Gov. Phil Scott and Agriculture Secretary Anson Tebbetts recognized each grantee at the Intervale Center in Burlington. The location was chosen to emphasize the importance of working lands businesses to Vermont’s economy and heritage.
For 2019, the Working Lands Enterprise Board deployed $823,000 in grants and contracts to 18 agriculture and forestry businesses and service providers around the state. The Addison County grant winners were Agricola Farm of Panton and Footprint Farm of Starksboro.
Agricola Farm received a $50,000 Infrastructure Development grant to support its Agricola Meats offerings. More information on the business is online at agricolavermont.com.
Footprint Farm secured $14,700 from the Working Lands Enterprise Initiative to purchase or upgrade equipment to increase capacity for wintertime produce storage and delivery. Learn more about this company at footprintfarmvt.com.
The Working Lands Enterprise Fund budget will increase in Fiscal Year 2020, with the highest ever allocation of $1.594 million, including one-time funds specifically focused on the dairy sector. Since its inception in 2012, the Working Lands Enterprise Board has invested over $5.3 million in 184 projects, affecting every county of the state and resulting in more than 500 jobs.

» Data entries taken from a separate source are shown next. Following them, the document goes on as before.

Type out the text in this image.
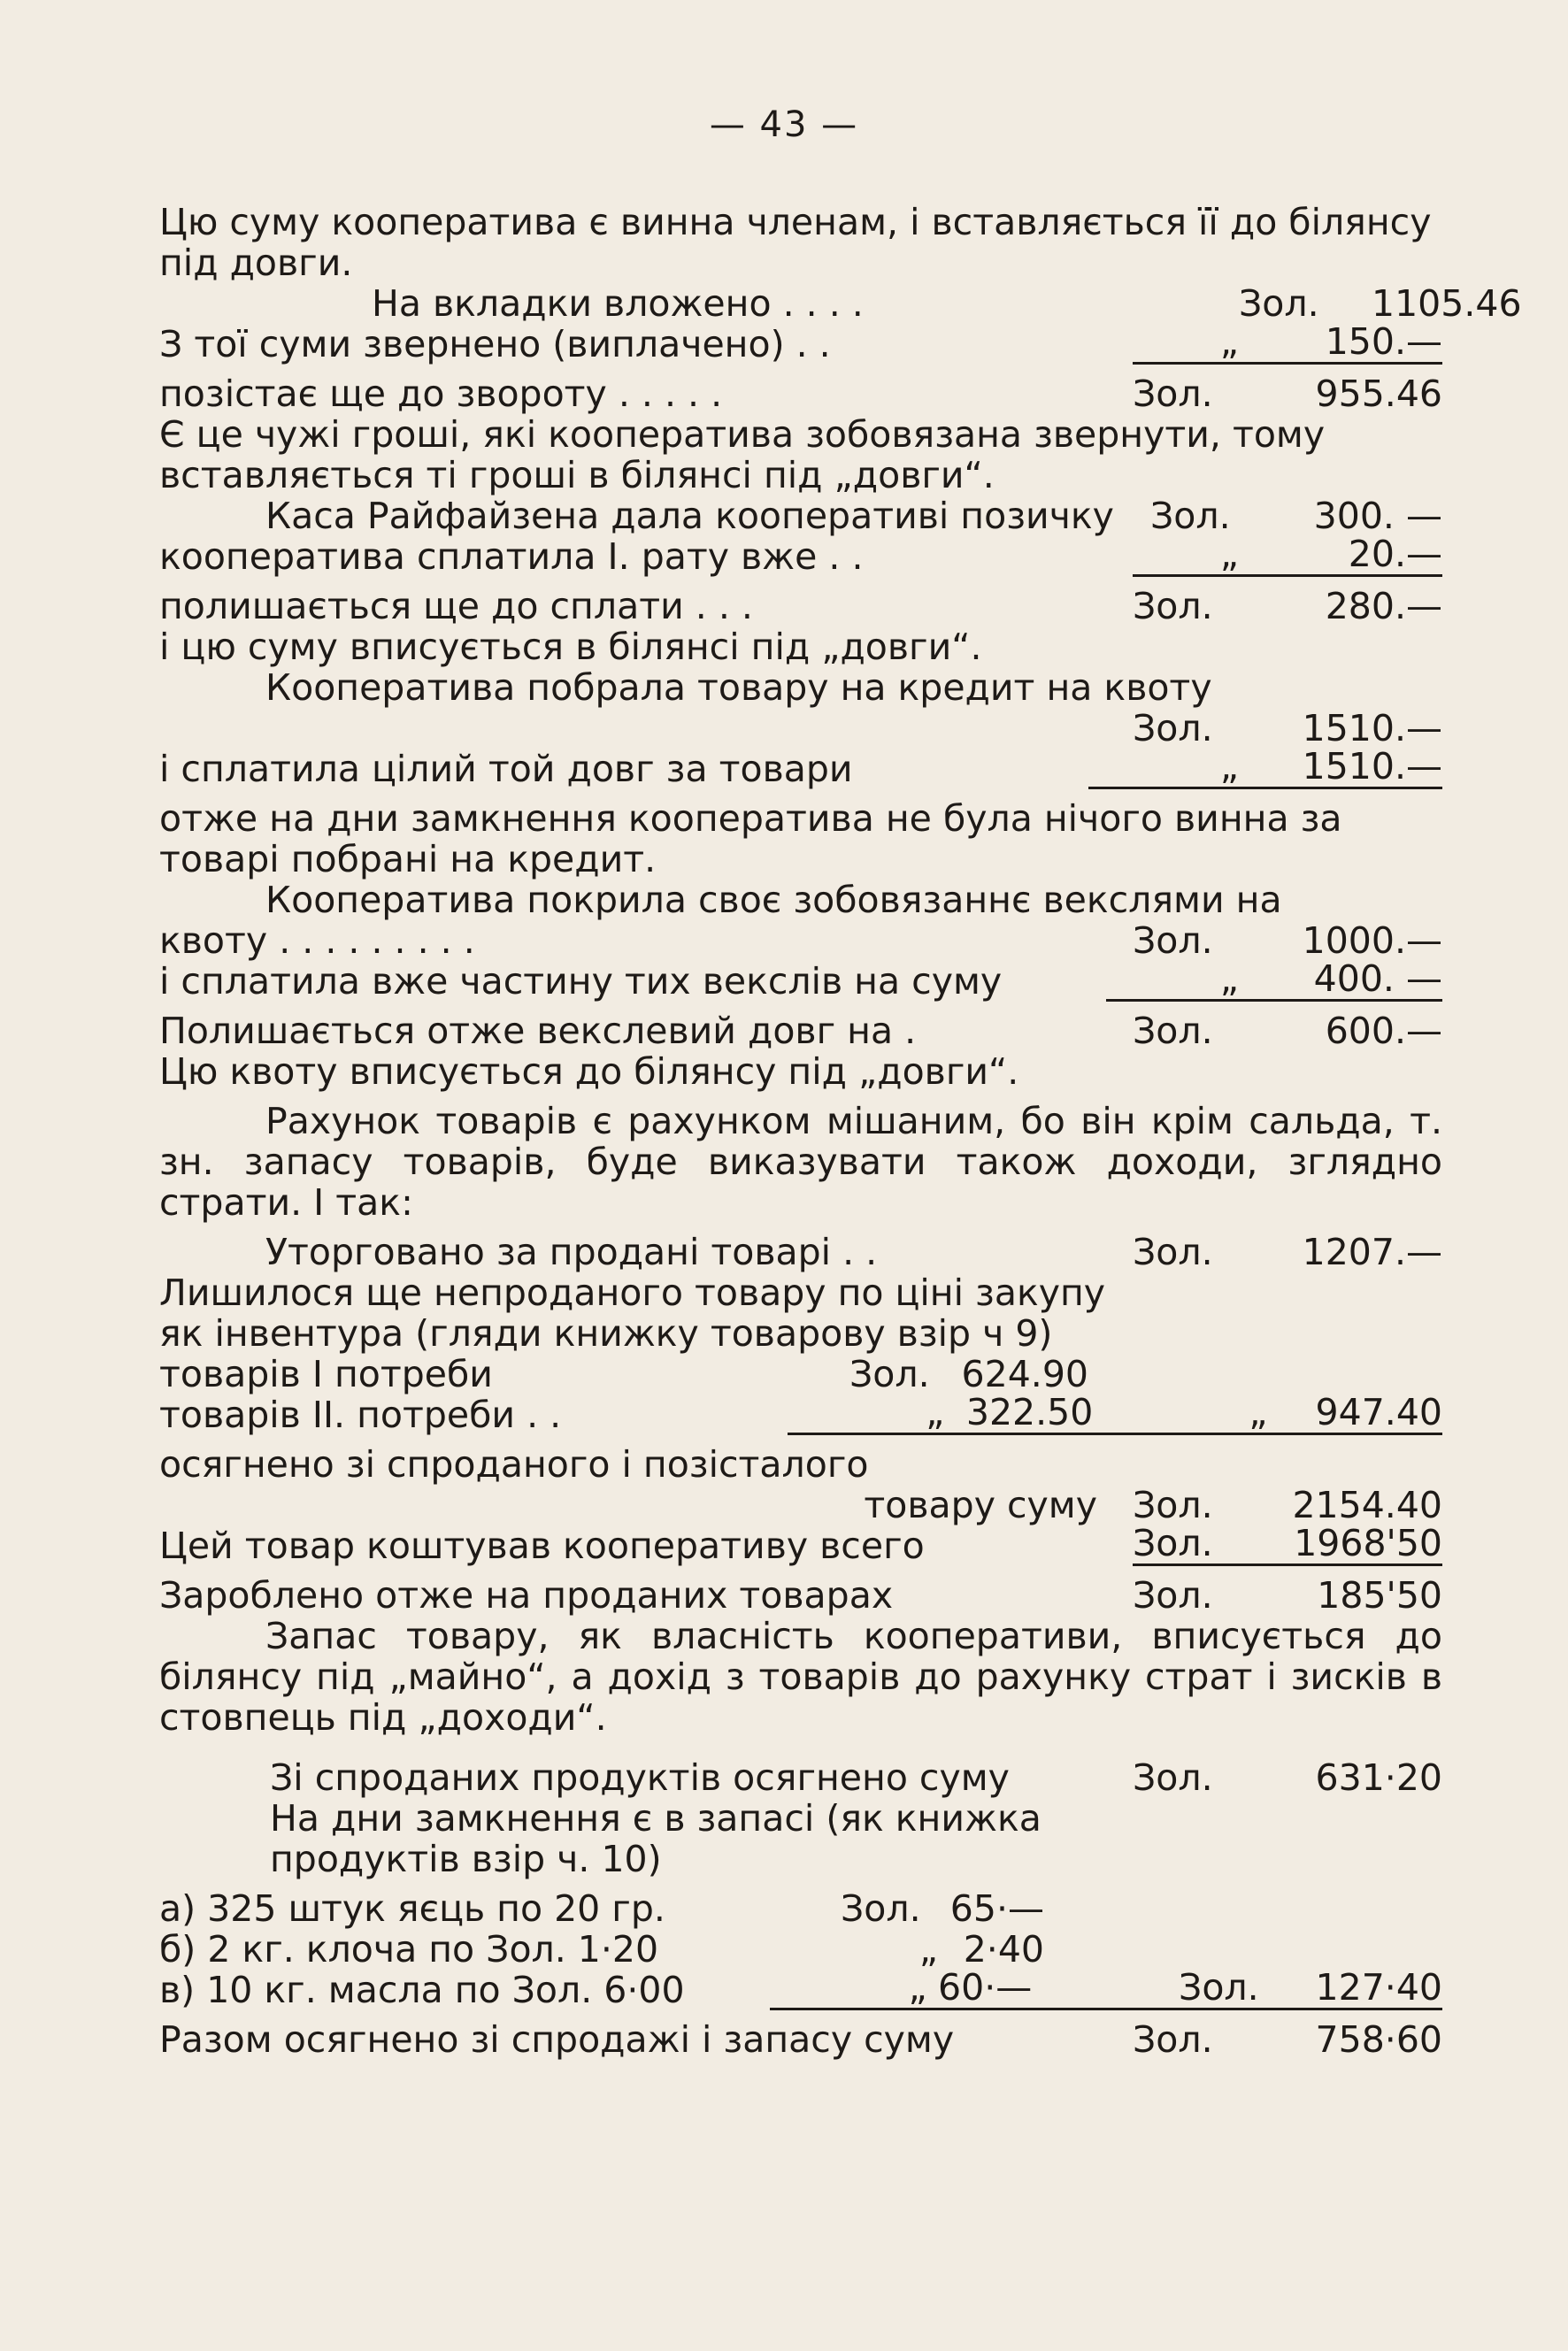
— 43 —

Цю суму кооператива є винна членам, і вставляється її до білянсу під довги.

На вкладки вложено . . . .	Зол.	1105.46
З тої суми звернено (виплачено) . .	„	150.—
позістає ще до звороту . . . . .	Зол.	955.46

Є це чужі гроші, які кооператива зобовязана звернути, тому вставляється ті гроші в білянсі під „довги“.

Каса Райфайзена дала кооперативі позичку	Зол.	300. —
кооператива сплатила I. рату вже . .	„	20.—
полишається ще до сплати . . .	Зол.	280.—

і цю суму вписується в білянсі під „довги“.

Кооператива побрала товару на кредит на квоту

Зол.	1510.—
і сплатила цілий той довг за товари	„	1510.—

отже на дни замкнення кооператива не була нічого винна за товарі побрані на кредит.

Кооператива покрила своє зобовязаннє векслями на

квоту . . . . . . . . .	Зол.	1000.—
і сплатила вже частину тих векслів на суму	„	400. —
Полишається отже векслевий довг на .	Зол.	600.—

Цю квоту вписується до білянсу під „довги“.

Рахунок товарів є рахунком мішаним, бо він крім сальда, т. зн. запасу товарів, буде виказувати також доходи, зглядно страти. І так:

Уторговано за продані товарі . .	Зол.	1207.—

Лишилося ще непроданого товару по ціні закупу як інвентура (гляди книжку товарову взір ч 9) товарів І потреби	Зол. 624.90
товарів II. потреби . .	„ 322.50	„	947.40

осягнено зі спроданого і позісталого

товару суму Зол.	2154.40
Цей товар коштував кооперативу всего	Зол.	1968'50
Зароблено отже на проданих товарах	Зол.	185'50

Запас товару, як власність кооперативи, вписується до білянсу під „майно“, а дохід з товарів до рахунку страт і зисків в стовпець під „доходи“.

Зі спроданих продуктів осягнено суму	Зол.	631·20

На дни замкнення є в запасі (як книжка продуктів взір ч. 10)

а) 325 штук яєць по 20 гр.	Зол. 65·—
б) 2 кг. клоча по Зол. 1·20	„ 2·40
в) 10 кг. масла по Зол. 6·00	„ 60·—	Зол.	127·40
Разом осягнено зі спродажі і запасу суму	Зол.	758·60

“It’s clear these efforts and investments make a difference, which is important to our economy and state. This collaborative approach is important to meeting the goals my Administration has set to grow the economy, make Vermont more affordable, and protect the most vulnerable,” Gov. Scott said.
Part of the strategic plan for this year was the creation of Industry Impact grants for projects ranging from $50,000-$150,000. These projects must impact the supply chain for low-grade wood or dairy, two industries determined by the WLEB in need of larger investments to achieve viability.
The funding opportunity for FY20 is scheduled to post this fall on the Working Lands website, workinglands.vermont.gov.